Maryland economic development agencies offer incentives to encourage and retain business, yet the real property transfer and recordation taxes can chill a company's plans to finance its real estate. (See Property Tax Code of Maryland, §12-103 and §13-203.) There are, however, methods commonly used in Maryland to minimize that transfer and recordation tax liability.

Recordation and Transfer Taxes

The state and each local jurisdiction impose recordation taxes and transfer taxes on the recordation of many documents, including those that transfer an interest in land. Since in Maryland a deed of trust in a real estate secured loan conveys title to the lender's trustees, the recordation and transfer taxes are due when the deed of trust is recorded. The taxes are based on the consideration passing under the document to be recorded; generally speaking, on the amount of the debt secured.

In a refinancing, recordation and transfer tax issues can be relatively straightforward. If the new lender purchases the existing lender's loan (and related documentation), records an assignment of the security, and amends the documents to conform to its requirements, then the debt on record is the same debt (up to the original financing), and new recordation and transfer taxes are only paid on any new money.

Indemnity Transaction

If the original lender is not cooperative, or if the property is not being refinanced, many borrowers use an "indemnity" structure to minimize the recordation and transfer tax. In an indemnity transaction, an entity related to the land-owning entity borrows money and contributes or loans the proceeds of the loan to the landowner. The land-owning entity guarantees the borrower's repayment of the debt and secures its guaranty obligation by an "Indemnity" deed of trust. Because the guaranty obligation is not then due, there is no current debt on which to pay a tax. Although the transaction dictates a certain structure, and careful drafting is needed in order to escape taxation, the indemnity transaction is widely accepted and commonly used.

In two instances indemnity transactions are not used. First, in Prince George's County the taxes are imposed on indemnity transactions as well as on standard financings. Second, the recordation and transfer taxes are due on a deed by which property is acquired. Where the tax is paid on that deed, the purchase money financing mortgage or deed of trust is exempt up to the amount of the transfer deed's consideration. Therefore, if the loan amount does not exceed the acquisition cost, the purchaser can pay the transfer deed taxes and use standard loan documents without the indemnity transaction structure.

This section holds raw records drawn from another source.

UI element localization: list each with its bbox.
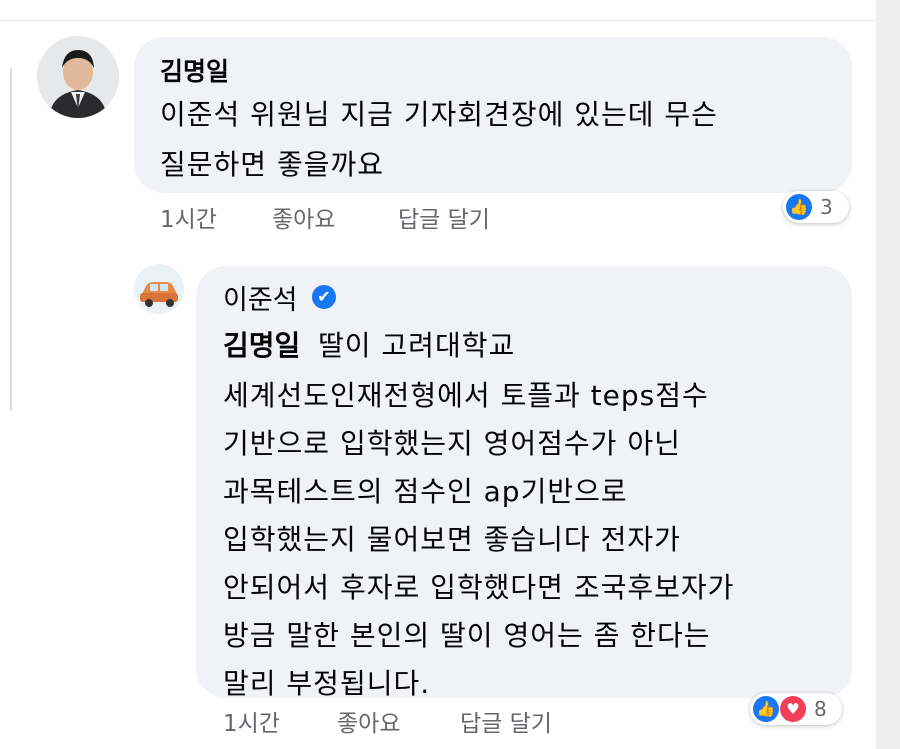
reactions-summary[interactable]: 👍 3 [783,191,849,223]
mention-link[interactable]: 김명일 [223,324,300,364]
like-reaction-icon: 👍 [753,696,779,722]
reply-text-line: 입학했는지 물어보면 좋습니다 전자가 [223,523,681,556]
reply-link[interactable]: 답글 달기 [398,200,490,234]
comment-text-line: 이준석 위원님 지금 기자회견장에 있는데 무슨 [160,98,718,131]
love-reaction-icon: ♥ [780,696,806,722]
reply-text-line: 세계선도인재전형에서 토플과 teps점수 [223,379,709,412]
comment-text-line: 질문하면 좋을까요 [160,148,384,181]
comment-time[interactable]: 1시간 [160,200,217,234]
reply-text-line: 딸이 고려대학교 [318,329,516,362]
avatar-kim[interactable] [37,36,119,118]
verified-badge-icon: ✔ [312,285,336,309]
like-link[interactable]: 좋아요 [272,200,335,234]
right-scroll-gutter [876,0,900,749]
thread-guide-line [10,68,16,411]
reactions-summary[interactable]: 👍 ♥ 8 [750,693,842,725]
reaction-count: 8 [814,697,827,721]
reply-author[interactable]: 이준석 [223,278,298,317]
reply-text-line: 안되어서 후자로 입학했다면 조국후보자가 [223,571,735,604]
reply-link[interactable]: 답글 달기 [460,704,552,738]
like-link[interactable]: 좋아요 [337,704,400,738]
reaction-count: 3 [820,195,833,219]
reply-time[interactable]: 1시간 [223,704,280,738]
comment-author[interactable]: 김명일 [160,52,229,88]
checkmark-icon: ✔ [317,287,331,306]
top-divider [0,20,876,21]
like-reaction-icon: 👍 [786,194,812,220]
person-avatar-icon [37,36,119,118]
car-avatar-icon [134,264,184,314]
reply-text-line: 기반으로 입학했는지 영어점수가 아닌 [223,427,681,460]
reply-text-line: 과목테스트의 점수인 ap기반으로 [223,475,628,508]
avatar-lee[interactable] [134,264,184,314]
reply-text-line: 말리 부정됩니다. [223,667,431,700]
reply-text-line: 방금 말한 본인의 딸이 영어는 좀 한다는 [223,619,711,652]
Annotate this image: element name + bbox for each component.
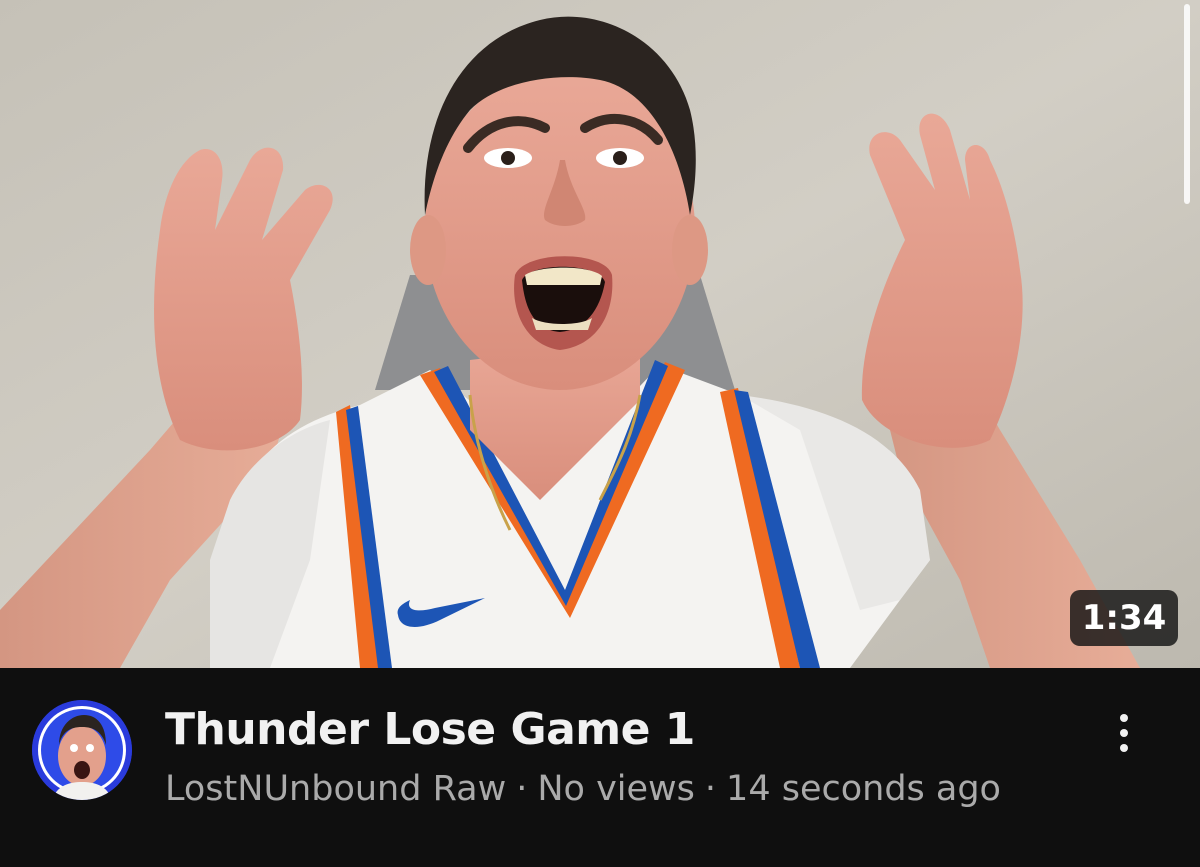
more-vertical-icon	[1120, 714, 1128, 722]
more-options-button[interactable]	[1104, 708, 1144, 758]
scrollbar[interactable]	[1184, 4, 1190, 204]
avatar-image	[32, 700, 132, 800]
channel-name[interactable]: LostNUnbound Raw	[165, 769, 506, 809]
video-metadata: LostNUnbound Raw · No views · 14 seconds ago	[165, 766, 1001, 812]
duration-badge: 1:34	[1070, 590, 1178, 646]
video-card[interactable]: 1:34 Thunder Lose Game 1 LostNUnbound Ra…	[0, 0, 1200, 867]
view-count: No views	[537, 769, 695, 809]
video-thumbnail[interactable]: 1:34	[0, 0, 1200, 668]
channel-avatar[interactable]	[32, 700, 132, 800]
video-title[interactable]: Thunder Lose Game 1	[165, 702, 695, 758]
more-vertical-icon	[1120, 744, 1128, 752]
meta-separator: ·	[704, 769, 717, 809]
meta-separator: ·	[516, 769, 528, 809]
video-details: Thunder Lose Game 1 LostNUnbound Raw · No …	[0, 668, 1200, 867]
thumbnail-image	[0, 0, 1200, 668]
upload-age: 14 seconds ago	[726, 769, 1001, 809]
more-vertical-icon	[1120, 729, 1128, 737]
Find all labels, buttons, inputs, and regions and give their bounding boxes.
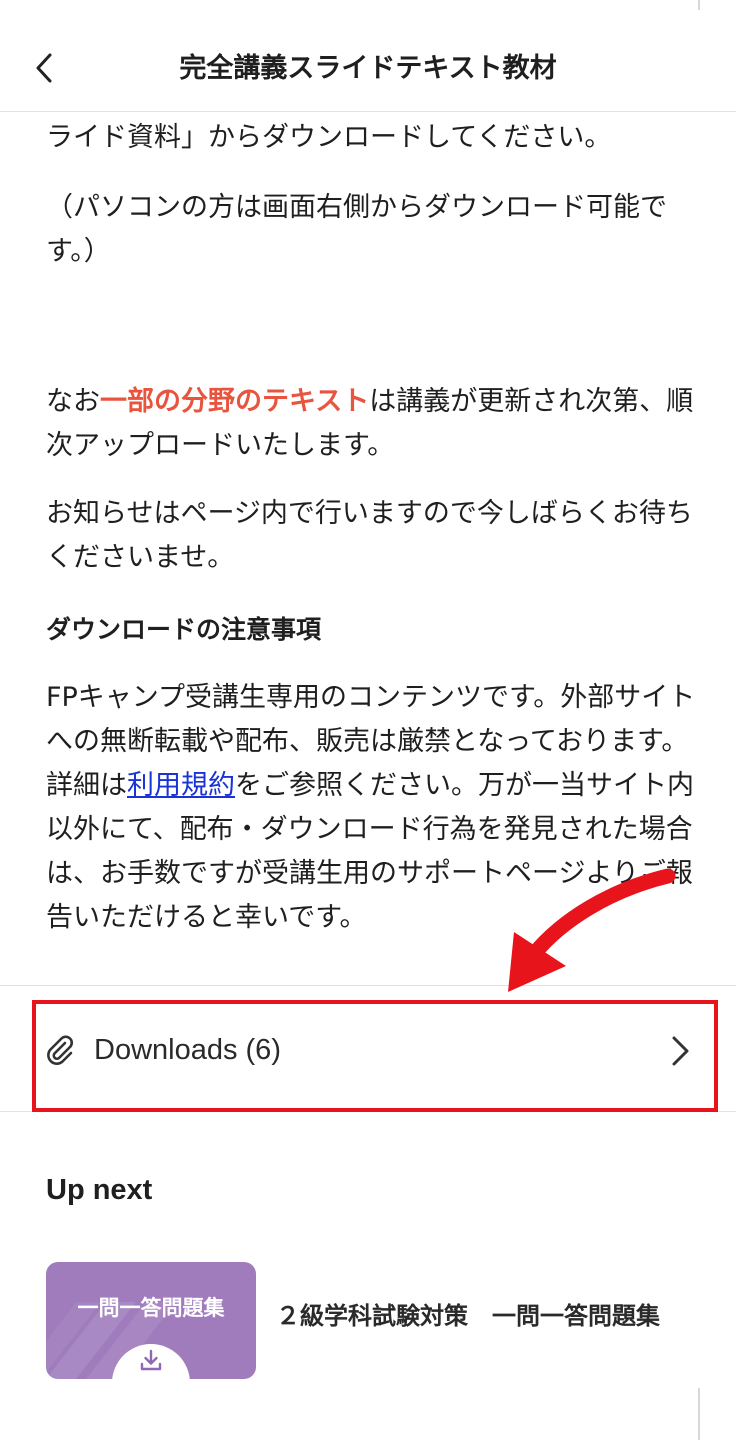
lesson-description: ライド資料」からダウンロードしてください。 （パソコンの方は画面右側からダウンロ… bbox=[46, 112, 696, 940]
chevron-right-icon bbox=[672, 1036, 689, 1066]
paragraph-announcement: お知らせはページ内で行いますので今しばらくお待ちくださいませ。 bbox=[46, 498, 693, 573]
paragraph-pc-note: （パソコンの方は画面右側からダウンロード可能です。） bbox=[46, 192, 667, 267]
notice-text-pre: なお bbox=[46, 386, 100, 417]
paragraph-terms: FPキャンプ受講生専用のコンテンツです。外部サイトへの無断転載や配布、販売は厳禁… bbox=[46, 676, 696, 940]
divider bbox=[0, 1111, 736, 1112]
downloads-label[interactable]: Downloads (6) bbox=[94, 1028, 281, 1072]
page-title: 完全講義スライドテキスト教材 bbox=[179, 53, 557, 84]
back-button[interactable] bbox=[22, 40, 66, 96]
edge-divider bbox=[698, 0, 700, 10]
lesson-page: 完全講義スライドテキスト教材 ライド資料」からダウンロードしてください。 （パソ… bbox=[0, 0, 736, 1440]
up-next-thumbnail[interactable]: 一問一答問題集 bbox=[46, 1262, 256, 1379]
section-heading: ダウンロードの注意事項 bbox=[46, 615, 322, 644]
highlight-text: 一部の分野のテキスト bbox=[100, 386, 370, 417]
edge-divider bbox=[698, 1388, 700, 1440]
terms-link[interactable]: 利用規約 bbox=[127, 770, 235, 801]
up-next-item-title[interactable]: ２級学科試験対策 一問一答問題集 bbox=[276, 1296, 660, 1331]
download-icon[interactable] bbox=[139, 1348, 163, 1372]
paperclip-icon bbox=[47, 1035, 73, 1065]
up-next-heading: Up next bbox=[46, 1174, 153, 1206]
paragraph-upload-notice: なお一部の分野のテキストは講義が更新され次第、順次アップロードいたします。 bbox=[46, 380, 696, 468]
thumbnail-title: 一問一答問題集 bbox=[77, 1296, 225, 1320]
paragraph-download-instruction: ライド資料」からダウンロードしてください。 bbox=[46, 122, 612, 153]
top-navigation-bar: 完全講義スライドテキスト教材 bbox=[0, 0, 736, 112]
chevron-left-icon bbox=[36, 53, 52, 83]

Acquisition of Ownership Vehicle Instead of Real Estate

One might also minimize even acquisition transfer taxes by gaining title without a deed - that is, by purchasing the seller's ownership vehicle instead of the underlying real estate. In those cases, to structure ownership in a particular deal to avoid transfer taxes, one must carefully craft the sales contract and review with due diligence all of the property owning structure to screen out the purchase of a troubled property owner.

Each of these methods has been tested and refined over the last two decades as companies seek creative means to limit tax consequences of acquiring and financing real estate.